NSP4 preferably cleaves after arginine residues and is inhibited by α1PI, C1 inhibitor, and antithrombin. (A) After removing the propeptide extension with enterokinase (EK), proteolytic activity of recombinant NSP4 was measured using the thiobenzyl ester substrate Boc-Ala-Pro-Nva-4-chloro-SBzl and DTNB. NSP4 was used at a concentration of 3 × 10⁻⁶ M. NE and the convertase EK served as positive and negative controls at concentrations of 1 × 10⁻⁷ M and 3 × 10⁻² U/μL, respectively. Substrate cleavage was determined by absorbance measurements at 405 nm. Data are results from three experiments, ± SD. (B) PICS specificity profile for NSP4 with chymotrypsin, GluC, and trypsin libraries generated from E. coli.

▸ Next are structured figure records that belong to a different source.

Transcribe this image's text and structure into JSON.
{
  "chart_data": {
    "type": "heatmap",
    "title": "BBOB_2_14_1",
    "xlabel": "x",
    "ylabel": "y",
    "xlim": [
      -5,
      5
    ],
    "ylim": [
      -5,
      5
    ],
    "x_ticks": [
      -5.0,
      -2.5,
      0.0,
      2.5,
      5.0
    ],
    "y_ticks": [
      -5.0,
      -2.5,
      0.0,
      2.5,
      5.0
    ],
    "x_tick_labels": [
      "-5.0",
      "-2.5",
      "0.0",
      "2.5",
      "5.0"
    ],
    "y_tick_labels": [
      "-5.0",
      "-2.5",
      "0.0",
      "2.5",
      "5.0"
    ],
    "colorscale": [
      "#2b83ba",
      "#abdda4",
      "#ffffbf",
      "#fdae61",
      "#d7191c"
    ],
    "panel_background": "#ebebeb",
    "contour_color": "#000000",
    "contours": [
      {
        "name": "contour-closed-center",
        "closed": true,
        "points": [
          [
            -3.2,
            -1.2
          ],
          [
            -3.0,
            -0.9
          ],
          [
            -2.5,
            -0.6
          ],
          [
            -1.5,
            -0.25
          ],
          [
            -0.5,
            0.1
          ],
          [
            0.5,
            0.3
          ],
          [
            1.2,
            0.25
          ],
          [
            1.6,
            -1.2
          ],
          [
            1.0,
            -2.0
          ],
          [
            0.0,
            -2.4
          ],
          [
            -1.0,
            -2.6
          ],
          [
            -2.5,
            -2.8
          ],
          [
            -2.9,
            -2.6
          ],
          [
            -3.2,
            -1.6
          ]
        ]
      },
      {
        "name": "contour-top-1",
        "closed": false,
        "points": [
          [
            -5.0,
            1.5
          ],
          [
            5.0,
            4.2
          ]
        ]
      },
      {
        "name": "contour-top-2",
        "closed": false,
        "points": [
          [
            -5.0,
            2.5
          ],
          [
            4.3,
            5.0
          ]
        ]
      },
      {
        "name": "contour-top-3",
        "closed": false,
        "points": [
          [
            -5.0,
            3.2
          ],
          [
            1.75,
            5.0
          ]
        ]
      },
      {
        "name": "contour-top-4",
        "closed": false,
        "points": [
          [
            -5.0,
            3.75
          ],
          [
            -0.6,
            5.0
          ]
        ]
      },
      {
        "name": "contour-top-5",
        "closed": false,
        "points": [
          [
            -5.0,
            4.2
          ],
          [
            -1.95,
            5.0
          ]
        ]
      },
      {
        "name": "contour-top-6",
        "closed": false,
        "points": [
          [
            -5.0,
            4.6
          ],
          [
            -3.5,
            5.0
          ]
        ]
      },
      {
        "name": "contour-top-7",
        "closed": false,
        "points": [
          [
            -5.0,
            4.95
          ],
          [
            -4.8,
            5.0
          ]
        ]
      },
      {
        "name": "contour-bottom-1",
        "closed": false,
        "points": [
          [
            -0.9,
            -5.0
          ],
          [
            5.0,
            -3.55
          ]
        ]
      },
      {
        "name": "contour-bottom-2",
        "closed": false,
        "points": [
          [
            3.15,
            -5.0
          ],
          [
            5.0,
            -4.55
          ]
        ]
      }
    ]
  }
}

Sequence logos were generated with IceLogo (26). (C) Enzymatic activity of 0.25 μM NSP4 was measured using AMC substrates with either Arg or Lys in P1 [H-Tyr-Arg-Phe-(Arg/Lys)-AMC] at 1 mM substrate concentration. Percent activity was calculated by setting the mean activity of NSP4 with P1 Arg to 100%. Data are the mean from three independent experiments (n = 3, ± SD). (D) 0.25 μM NSP4 was preincubated with 10 μM elafin, 10 μM SLPI, 25 μM α1PI, 3.3 μM MNEI with 1 mM DTT, 5.6 μM antithrombin with 300 U/mL heparin, 2.5 μM C1 inhibitor, or 5.6 μM ACT. Proteolytic activity was determined using H-Tyr-Arg-Phe-Arg-AMC. Percent activity was calculated by setting the mean activity of NSP4 without inhibitor to 100%. Data are the mean from three independent experiments (n = 3, ± SD), except for MNEI and ACT (n = 2, ± SD). (E) 0.8 μM NSP4 was incubated at 37 °C with 40 μM α1PI, 4 μM C1 Inhibitor or 5 μM antithrombin with 300 U/mL heparin and analyzed after different timepoints by Western blotting with anti NSP4 mAbs. For comparisons, NSP4 and the serpins alone were treated similarly.